The Casablanca Stock Exchange is establishing itself as a new destination for foreign investment

The Casablanca Stock Exchange is positioning itself as a new destination for foreign companies looking to list, attracting investors thanks to a series of policies implemented by the Moroccan authorities to develop the capital market. This strategic move seeks not only to strengthen the local economy, but also to offer international companies an attractive and growing platform.
In this vein, two British companies, Sound Energy and Predator Oil & Gas, specialising in the exploration and production of natural gas, are considering listing on the Casablanca Stock Exchange. Both companies, which already operate in Morocco and are listed on the London Stock Exchange, are evaluating this option due to factors such as the weak protection of small and medium-sized enterprises in the United Kingdom, the fall in the value of assets and liquidity problems.
According to sources close to the process quoted by Bloomberg, the final decision could be made at the end of this year or the beginning of 2026, coinciding with the start of liquefied natural gas production at the Tendrara field in eastern Morocco. Predator Oil & Gas, meanwhile, plans to drill new wells in the Guercif area with the aim of reaching a daily production of 400 million cubic feet of gas.
The interest of these companies is no coincidence. The Casablanca Stock Exchange has experienced significant growth, with the main market index (MASI) reaching record levels and exceeding the 16,000-point mark, registering gains of more than 15% since the beginning of the year.
Currently, the Moroccan Stock Exchange has 77 listed companies, operating in diverse sectors such as banking, real estate and health. The government aims to increase this number to 300 by 2035, and has begun to promote the listing of state-owned companies in order to encourage private participation.
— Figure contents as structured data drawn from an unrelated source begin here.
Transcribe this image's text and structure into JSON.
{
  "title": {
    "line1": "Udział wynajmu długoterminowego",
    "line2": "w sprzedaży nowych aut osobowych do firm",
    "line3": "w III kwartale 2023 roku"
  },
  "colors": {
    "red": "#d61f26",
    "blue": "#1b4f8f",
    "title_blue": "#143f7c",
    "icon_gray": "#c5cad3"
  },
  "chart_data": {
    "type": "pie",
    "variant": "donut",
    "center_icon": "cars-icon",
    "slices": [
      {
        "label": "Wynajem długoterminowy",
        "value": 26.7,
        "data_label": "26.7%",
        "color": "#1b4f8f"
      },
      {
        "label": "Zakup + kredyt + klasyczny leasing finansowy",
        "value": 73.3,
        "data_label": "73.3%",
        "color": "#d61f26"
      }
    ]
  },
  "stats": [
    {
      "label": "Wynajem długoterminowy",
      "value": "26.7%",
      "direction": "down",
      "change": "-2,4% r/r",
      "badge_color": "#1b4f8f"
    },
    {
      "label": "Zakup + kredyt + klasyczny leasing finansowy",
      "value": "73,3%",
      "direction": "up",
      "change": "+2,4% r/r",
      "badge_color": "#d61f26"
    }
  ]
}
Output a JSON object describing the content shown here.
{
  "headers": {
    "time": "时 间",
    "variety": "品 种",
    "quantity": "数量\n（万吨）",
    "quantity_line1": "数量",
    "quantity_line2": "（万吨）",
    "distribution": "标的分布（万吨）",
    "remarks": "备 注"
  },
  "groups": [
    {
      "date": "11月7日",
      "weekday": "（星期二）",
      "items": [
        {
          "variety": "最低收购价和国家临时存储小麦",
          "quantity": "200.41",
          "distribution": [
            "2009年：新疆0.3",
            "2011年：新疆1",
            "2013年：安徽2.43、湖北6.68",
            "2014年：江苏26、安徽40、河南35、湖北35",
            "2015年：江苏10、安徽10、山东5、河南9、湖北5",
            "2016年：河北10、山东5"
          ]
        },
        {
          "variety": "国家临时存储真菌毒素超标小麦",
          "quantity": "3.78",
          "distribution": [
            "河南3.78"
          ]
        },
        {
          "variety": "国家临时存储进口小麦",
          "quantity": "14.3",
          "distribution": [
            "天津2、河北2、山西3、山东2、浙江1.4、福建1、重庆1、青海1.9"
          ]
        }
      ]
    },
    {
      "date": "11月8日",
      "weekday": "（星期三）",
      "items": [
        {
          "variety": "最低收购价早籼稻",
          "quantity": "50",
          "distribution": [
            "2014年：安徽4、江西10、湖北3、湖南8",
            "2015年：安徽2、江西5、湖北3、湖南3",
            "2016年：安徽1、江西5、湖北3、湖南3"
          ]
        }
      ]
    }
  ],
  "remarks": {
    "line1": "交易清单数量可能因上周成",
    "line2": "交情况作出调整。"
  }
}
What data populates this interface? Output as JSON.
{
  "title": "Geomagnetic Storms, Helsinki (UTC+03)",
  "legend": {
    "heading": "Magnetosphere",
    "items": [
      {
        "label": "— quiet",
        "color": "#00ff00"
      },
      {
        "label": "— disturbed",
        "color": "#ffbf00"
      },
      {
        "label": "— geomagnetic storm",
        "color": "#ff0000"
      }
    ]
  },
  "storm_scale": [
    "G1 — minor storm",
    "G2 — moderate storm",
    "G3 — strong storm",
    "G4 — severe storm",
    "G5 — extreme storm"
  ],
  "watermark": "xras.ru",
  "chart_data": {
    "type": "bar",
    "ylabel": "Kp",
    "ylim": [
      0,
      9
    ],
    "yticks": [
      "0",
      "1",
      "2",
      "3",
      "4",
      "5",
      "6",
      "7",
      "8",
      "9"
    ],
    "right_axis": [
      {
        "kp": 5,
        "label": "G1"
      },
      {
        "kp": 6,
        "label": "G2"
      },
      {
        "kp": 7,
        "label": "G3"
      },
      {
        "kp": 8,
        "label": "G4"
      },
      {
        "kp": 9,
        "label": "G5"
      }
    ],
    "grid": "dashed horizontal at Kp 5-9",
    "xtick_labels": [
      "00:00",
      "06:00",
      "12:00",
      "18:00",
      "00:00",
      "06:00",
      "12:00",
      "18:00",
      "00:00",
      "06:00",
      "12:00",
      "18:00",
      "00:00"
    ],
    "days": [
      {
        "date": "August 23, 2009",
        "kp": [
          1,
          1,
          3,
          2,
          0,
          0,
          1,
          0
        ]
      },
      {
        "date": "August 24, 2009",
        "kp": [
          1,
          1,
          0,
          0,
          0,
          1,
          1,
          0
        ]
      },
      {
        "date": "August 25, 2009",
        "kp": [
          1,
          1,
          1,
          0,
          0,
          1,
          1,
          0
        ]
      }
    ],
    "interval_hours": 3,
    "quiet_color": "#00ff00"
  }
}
In addition, the Moroccan government has adopted a series of measures to make its stock market more attractive. These include the creation of a financial derivatives market and a clearing house, which are key tools for increasing liquidity and diversifying investment options.
On the other hand, Morocco is seeking to position natural gas as a transitional energy source, with projects that include the expansion of infrastructure for the import of natural gas and investment in clean energy. These initiatives form part of an ambitious development plan that includes investments of more than 100 billion dollars in sectors such as transport, real estate and water desalination.

The successful listing of Sound Energy and Predator Oil & Gas could open the door to more foreign companies, attracting investment and diversifying the Moroccan market. With a growing economy, political stability and a business-friendly environment, the Casablanca Stock Exchange is emerging as an attractive destination for companies looking to expand and raise capital in an emerging market.
The path towards greater openness and modernisation of the Moroccan stock market is clear, and the coming years could consolidate Casablanca as a key financial centre in Africa.